Bereits ab dem Opener Iron Fist geht das Publikum steil. Lemmy Kilmister, on stage bekanntermaßen kein Freund vieler Worte, scheint schwer angetan und brennt mit seinen Kumpels ein Feuerwerk ab. MOTÖRHEAD befinden sich live in der Form ihres Lebens. Ein Kraftwerk ist nichts gegen die schiere Power des phantastisch eingespielten Trios.
Philip Campbell versteht es wie kaum jemand sonst, Lead- und Rhythmusparts genial zu verbinden. Über Lemmys Bassspiel noch Worte zu verlieren hieße Eulen nach Athen zu tragen. Drummer Mickey Dee, die gute Seele der Band, legt ein Schlagzeugspiel an den Tag, welches ich schon lange nicht mehr erleben durfte. Sein Solo inmitten des Krachers In The Name Of Tragedy wird zurecht frenetisch gefeiert.

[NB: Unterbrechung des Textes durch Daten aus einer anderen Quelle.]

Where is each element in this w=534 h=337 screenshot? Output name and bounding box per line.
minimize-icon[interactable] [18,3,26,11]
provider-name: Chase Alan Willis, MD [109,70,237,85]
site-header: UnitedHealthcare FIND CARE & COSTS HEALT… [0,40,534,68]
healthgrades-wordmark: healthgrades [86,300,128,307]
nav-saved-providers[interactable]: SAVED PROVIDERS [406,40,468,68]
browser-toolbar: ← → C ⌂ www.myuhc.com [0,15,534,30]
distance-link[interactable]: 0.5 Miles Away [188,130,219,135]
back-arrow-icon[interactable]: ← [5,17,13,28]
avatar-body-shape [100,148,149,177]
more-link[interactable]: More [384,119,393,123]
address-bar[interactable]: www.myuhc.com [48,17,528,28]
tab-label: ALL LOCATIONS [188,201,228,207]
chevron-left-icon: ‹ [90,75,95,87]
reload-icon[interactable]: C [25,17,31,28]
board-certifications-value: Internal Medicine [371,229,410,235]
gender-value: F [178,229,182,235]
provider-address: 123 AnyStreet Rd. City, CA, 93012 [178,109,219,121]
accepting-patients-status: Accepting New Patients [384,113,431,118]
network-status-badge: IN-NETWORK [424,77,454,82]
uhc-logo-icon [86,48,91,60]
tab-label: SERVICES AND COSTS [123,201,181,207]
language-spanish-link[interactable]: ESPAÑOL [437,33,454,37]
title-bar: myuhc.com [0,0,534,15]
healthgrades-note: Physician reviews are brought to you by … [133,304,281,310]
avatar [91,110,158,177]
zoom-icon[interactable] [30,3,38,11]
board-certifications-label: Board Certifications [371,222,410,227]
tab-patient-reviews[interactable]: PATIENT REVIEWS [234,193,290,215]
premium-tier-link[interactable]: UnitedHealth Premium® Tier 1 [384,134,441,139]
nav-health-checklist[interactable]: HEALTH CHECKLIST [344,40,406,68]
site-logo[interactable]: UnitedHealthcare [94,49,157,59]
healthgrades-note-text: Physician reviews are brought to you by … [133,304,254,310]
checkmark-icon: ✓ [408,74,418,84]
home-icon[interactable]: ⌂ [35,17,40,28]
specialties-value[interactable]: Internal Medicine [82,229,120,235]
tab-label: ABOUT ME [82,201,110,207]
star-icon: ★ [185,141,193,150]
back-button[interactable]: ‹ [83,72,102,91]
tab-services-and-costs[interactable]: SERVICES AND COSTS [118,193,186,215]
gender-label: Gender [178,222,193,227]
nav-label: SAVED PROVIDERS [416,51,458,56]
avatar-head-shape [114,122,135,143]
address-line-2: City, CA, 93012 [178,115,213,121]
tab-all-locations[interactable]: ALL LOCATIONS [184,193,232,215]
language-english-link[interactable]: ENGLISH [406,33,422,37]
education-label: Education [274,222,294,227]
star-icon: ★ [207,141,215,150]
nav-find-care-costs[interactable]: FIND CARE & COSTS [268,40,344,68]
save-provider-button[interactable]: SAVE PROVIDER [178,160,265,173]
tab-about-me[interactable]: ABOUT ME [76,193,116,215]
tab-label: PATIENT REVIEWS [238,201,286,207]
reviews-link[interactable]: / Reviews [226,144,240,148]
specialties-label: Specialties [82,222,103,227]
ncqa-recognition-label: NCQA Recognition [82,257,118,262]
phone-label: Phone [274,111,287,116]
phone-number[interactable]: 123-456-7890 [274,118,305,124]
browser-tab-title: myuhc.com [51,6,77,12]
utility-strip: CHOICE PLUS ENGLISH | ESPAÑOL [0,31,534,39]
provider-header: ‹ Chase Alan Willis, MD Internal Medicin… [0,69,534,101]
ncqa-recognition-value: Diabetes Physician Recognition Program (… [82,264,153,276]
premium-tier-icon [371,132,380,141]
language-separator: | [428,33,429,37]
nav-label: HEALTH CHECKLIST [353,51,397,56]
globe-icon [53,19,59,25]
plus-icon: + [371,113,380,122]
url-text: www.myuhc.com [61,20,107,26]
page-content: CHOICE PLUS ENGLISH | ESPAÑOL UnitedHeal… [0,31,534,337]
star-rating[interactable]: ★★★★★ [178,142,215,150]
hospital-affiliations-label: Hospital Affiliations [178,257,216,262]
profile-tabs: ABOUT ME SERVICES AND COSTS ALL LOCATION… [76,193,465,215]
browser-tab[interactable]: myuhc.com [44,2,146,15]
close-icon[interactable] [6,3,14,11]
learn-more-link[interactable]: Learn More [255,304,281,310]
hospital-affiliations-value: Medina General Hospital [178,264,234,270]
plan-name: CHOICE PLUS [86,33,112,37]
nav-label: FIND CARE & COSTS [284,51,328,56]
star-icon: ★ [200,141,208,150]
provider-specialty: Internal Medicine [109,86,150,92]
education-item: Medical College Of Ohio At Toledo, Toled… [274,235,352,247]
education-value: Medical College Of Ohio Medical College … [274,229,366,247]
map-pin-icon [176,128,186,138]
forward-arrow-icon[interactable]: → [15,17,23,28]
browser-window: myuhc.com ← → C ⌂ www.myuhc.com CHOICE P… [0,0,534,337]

MOTÖRHEAD fahren auf. Anständige Lichtanlage, grosse P.A., guter Sound. Da sitzt jeder Song wie ein Schlag auf die Glocke. Die Band zieht an diesem Abend alle Register. Klassiker wechseln mit neueren Tracks. Metropolis sorgt für eine bewegende headbangin' Party, Going To Brazil für einen riesigen Mosh-Pit und das nagelneue The Thousand Names Of God fügt sich nahtlos ein.
Zu einem wahren Höhepunkt entwickelt sich live das Groove-Monster Just 'Cos You Got The Power. Ein schädelspaltendes Riffing auf einem nichts mehr haltendem Rhythmus-Teppich lässt die Halle endgültig in den Wahnsinn abgleiten.
Dia-Leinwände und die geschickt eingesetzte Lightshow sorgen für einen würdigen Rahmen. Auf den Rängen sitzt längst niemand mehr und ich möchte mal behaupten, solch eine Atmosphäre nie zuvor bei einem MOTÖRHEAD-Konzert erlebt zu haben. Ich rede hier von einem Zeitraum ab 1981...
MOTÖRHEAD sind eine Institution. Die Zahl der T-Shirts mit ihrem Logo ist riesig, ihre Fans gehören allen Altersgruppen an. MOTÖRHEAD sind jedoch nicht nur Kult. Sie leben. Und wie. Da gibt es kein Halten mehr, der kollektive Wahnsinn regiert. Von den Tribünen schallt das Getrampel der brüllenden Fans, unten auf dem Feld gibt es schon lange keine bewegungsfreie Zone mehr. Ein Song vom Kaliber Killed By Death hat auch nach fast einem Vierteljahrhundert nichts von seiner Wirkung verloren. Power pur.

Klar muss man gewisse Sachen immer wieder bringen. Bomber ist so ein Relikt, welches zur Show gehört wie der Rickenbacker-Bass zum Lemmy. Bei der ersten Zugabe Whorehouse Blues legt der sein Instrument zur Seite und stellt sich nur mit einer Mundharmonika bewaffnet vor das Mikro. Die fette Marshall-Wand bleibt für ein paar Minuten Fassade zur Einlage Phil Campbells und Mickey Dees(!) auf akustischen Gitarren.
Den Abschluss bilden eine Killerversion von Ace Of Spades und das unvermeidliche Overkill. Damit hinterlassen MOTÖRHEAD einen dampfenden Konzertsaal, in welchem ich gerade ein Wahnsinns-Konzert erleben durfte.